- Church: Catholic Church
- See: Catholic Diocese of Kenge
- In office: 2018
- Predecessor: Gaspard Mudiso Mundla, S.V.D
- Successor: current

Orders
- Ordination: 17 August 1986
- Consecration: 31 March 2015 by cardinal Laurent Monsengwo Pasinya

Personal details
- Born: 19 August 1960
- Motto: Misericordia et gaudium ("Mercy and joy")
- Coat of arms: Jean-Pierre Kwambamba Masi's coat of arms

= Jean-Pierre Kwambamba Masi =

Jean-Pierre Kwambamba Masi (born 9 August 1960) is a Catholic bishop who serves in the Democratic Republic of the Congo.

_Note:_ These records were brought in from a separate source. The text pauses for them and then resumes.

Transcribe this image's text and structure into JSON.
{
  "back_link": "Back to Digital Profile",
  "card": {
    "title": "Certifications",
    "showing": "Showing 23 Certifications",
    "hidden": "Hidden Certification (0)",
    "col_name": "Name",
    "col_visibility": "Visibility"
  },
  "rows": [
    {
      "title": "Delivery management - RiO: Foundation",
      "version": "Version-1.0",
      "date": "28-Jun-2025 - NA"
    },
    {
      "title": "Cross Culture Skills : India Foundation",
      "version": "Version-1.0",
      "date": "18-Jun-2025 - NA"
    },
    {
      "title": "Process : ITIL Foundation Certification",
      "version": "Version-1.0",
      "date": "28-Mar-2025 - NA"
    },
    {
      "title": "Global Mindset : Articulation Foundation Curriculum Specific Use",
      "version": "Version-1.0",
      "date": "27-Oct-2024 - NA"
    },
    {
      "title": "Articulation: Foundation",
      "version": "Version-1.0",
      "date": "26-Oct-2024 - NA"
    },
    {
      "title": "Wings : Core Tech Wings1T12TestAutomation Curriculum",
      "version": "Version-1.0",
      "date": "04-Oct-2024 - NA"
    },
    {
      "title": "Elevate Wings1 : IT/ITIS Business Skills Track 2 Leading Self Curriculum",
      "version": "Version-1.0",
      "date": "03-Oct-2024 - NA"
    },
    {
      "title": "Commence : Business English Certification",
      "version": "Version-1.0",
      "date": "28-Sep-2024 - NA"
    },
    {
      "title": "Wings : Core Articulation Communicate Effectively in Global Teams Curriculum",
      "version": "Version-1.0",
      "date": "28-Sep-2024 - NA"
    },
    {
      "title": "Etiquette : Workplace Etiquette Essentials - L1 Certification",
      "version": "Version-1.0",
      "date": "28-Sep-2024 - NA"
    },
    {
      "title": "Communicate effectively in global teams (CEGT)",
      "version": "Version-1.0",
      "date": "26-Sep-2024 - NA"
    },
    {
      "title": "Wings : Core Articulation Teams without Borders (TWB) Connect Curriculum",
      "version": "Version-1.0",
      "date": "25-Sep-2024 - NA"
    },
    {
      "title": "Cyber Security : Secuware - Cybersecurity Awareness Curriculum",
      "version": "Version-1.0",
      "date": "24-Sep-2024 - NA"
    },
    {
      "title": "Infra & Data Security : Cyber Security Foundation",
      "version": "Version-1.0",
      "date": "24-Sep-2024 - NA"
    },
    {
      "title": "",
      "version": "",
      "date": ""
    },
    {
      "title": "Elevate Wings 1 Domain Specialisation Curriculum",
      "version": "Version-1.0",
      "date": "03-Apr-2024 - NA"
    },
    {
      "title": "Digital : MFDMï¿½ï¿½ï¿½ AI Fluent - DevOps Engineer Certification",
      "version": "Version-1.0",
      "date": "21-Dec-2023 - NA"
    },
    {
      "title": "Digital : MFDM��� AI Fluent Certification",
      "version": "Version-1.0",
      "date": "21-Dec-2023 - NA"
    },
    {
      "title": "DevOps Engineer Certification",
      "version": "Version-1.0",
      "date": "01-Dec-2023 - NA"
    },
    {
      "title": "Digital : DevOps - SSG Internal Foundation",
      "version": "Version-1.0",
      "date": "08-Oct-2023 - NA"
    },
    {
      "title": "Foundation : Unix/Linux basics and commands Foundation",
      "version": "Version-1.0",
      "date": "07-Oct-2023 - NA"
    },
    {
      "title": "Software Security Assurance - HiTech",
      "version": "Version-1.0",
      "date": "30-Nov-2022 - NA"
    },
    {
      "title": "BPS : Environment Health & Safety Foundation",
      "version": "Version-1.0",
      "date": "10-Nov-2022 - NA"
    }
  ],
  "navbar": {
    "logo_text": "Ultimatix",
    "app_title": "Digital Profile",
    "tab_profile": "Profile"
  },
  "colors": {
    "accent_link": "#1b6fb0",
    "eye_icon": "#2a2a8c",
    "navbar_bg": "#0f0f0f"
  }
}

Kwambamba Masi was born in the Democratic Republic of the Congo and was ordained to the priesthood in 1986. He served as a papal master of ceremony in the Office for the Liturgical Celebrations of the Supreme Pontiff from 2009 to 2015. He served as the titular bishop of Naratcata and as auxiliary bishop of the Catholic Archdiocese of Kinshasa, Democratic Republic of the Congo, from 2015 to 2018 and as Bishop of Kenge from 2018 to the present.